Иохим Бласс внимательно выслушал моего отца, склонив голову слегка набок, после чего сказал мягко, но уверенно, ставя точку в затянувшемся, по-видимому, споре:
– Вы забываете, Генри, что и Германия – европейская держава. Чуть больше двадцати лет назад она уже несла ощутимую угрозу и была в состоянии расколоть мир пополам. Сейчас она – еще страшнее с ее национал-социалистическими догматами, о которых вы, верно слышали. Вы воевали в мировой войне? Скажите, Генри, воевали? – Вопрос повис в заряженном спором воздухе, не вызывая никакого отклика со стороны отца. – Мне не довелось тогда воевать. Как вы знаете, мы, швейцарцы, войны не любим. Но мой отец был мобилизован прямо на границу, недалеко от Италии.
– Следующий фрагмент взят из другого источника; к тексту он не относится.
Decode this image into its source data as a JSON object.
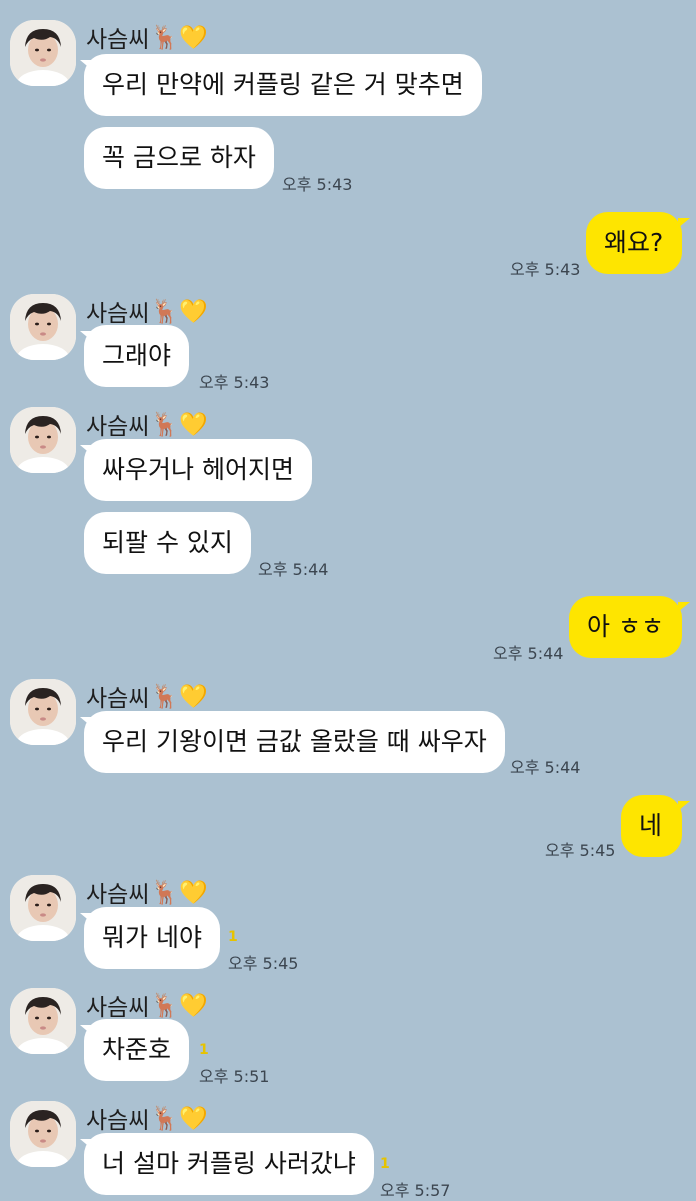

В нескольких сотнях километров отсюда, на перевале Пассо Стельвио он и многие его приятели ощутили на себе всю тяжесть войны. О, конечно это была не война, так, маленькие стычки, не более. Но он видел смерть своих друзей. Слышал взрывы, переходящие от одной страны к другой, катящиеся по линии границы, словно снежный ком, который вы можете заметить, если слишком пристально засмотритесь на Маттерхорн. И, что самое ужасное, – Иохим понизил голос так, что мне пришлось податься вперед, чтобы не пропустить ни единого слова. – Что самое ужасное, что уехал он моим отцом. А через три месяца вернулся для меня уже совсем чужим человеком. Он был сломлен, разбит, уничтожен – называйте, как будет угодно. Только это не был мой отец. Вот что делает война с людьми, Генри. А вы утверждаете, что Америка – просто зазнавшаяся верхушка трусов и глупцов, потому что они не отправляли людей на смерть и безумие. Тишина воцарилась за нашим столом. Я, еще несколько минут назад бывший в состоянии задумчивости и одиночества, вырываюсь из него. Я слушал твоего отца, и мне стало страшно – потому что я представил все это, примерив на себя. Отец мой, бывший уверенным во всем на свете, за минуту узнал, что есть на свете то, чего он не мог еще знать, чего не мог он прочитать в газете или услышать от коллег и подчиненных. И, не желая продолжать спор, Иохим Бласс сказал последнюю серьезную фразу за тот вечер, Оливия:
– Если бы наше правительство сделало так, как Америка, – тихо произнес тогда он. – Быть может, мой отец до сих пор был бы жив, а не потерян навсегда на перевале Пассо Стельвио. – С этими словами он поднялся, отряхивая свой пиджак, и сказал, обращаясь ко всем. – Прошу меня извинить. Я скоро опять к вам присоединюсь. Он повернулся к нам спиной, и неторопливо отправился к концу зала. Его удаляющаяся фигура стала знаковой, тем, что вспоминаешь даже через десятки лет, когда рассказываешь кому-либо о непоколебимой силе характера. И пусть больше я никогда его не видел, пусть знакомство наше продлилось всего один вечер – я благодарен ему за то, что показал он мне, какого это – быть взрослым человеком.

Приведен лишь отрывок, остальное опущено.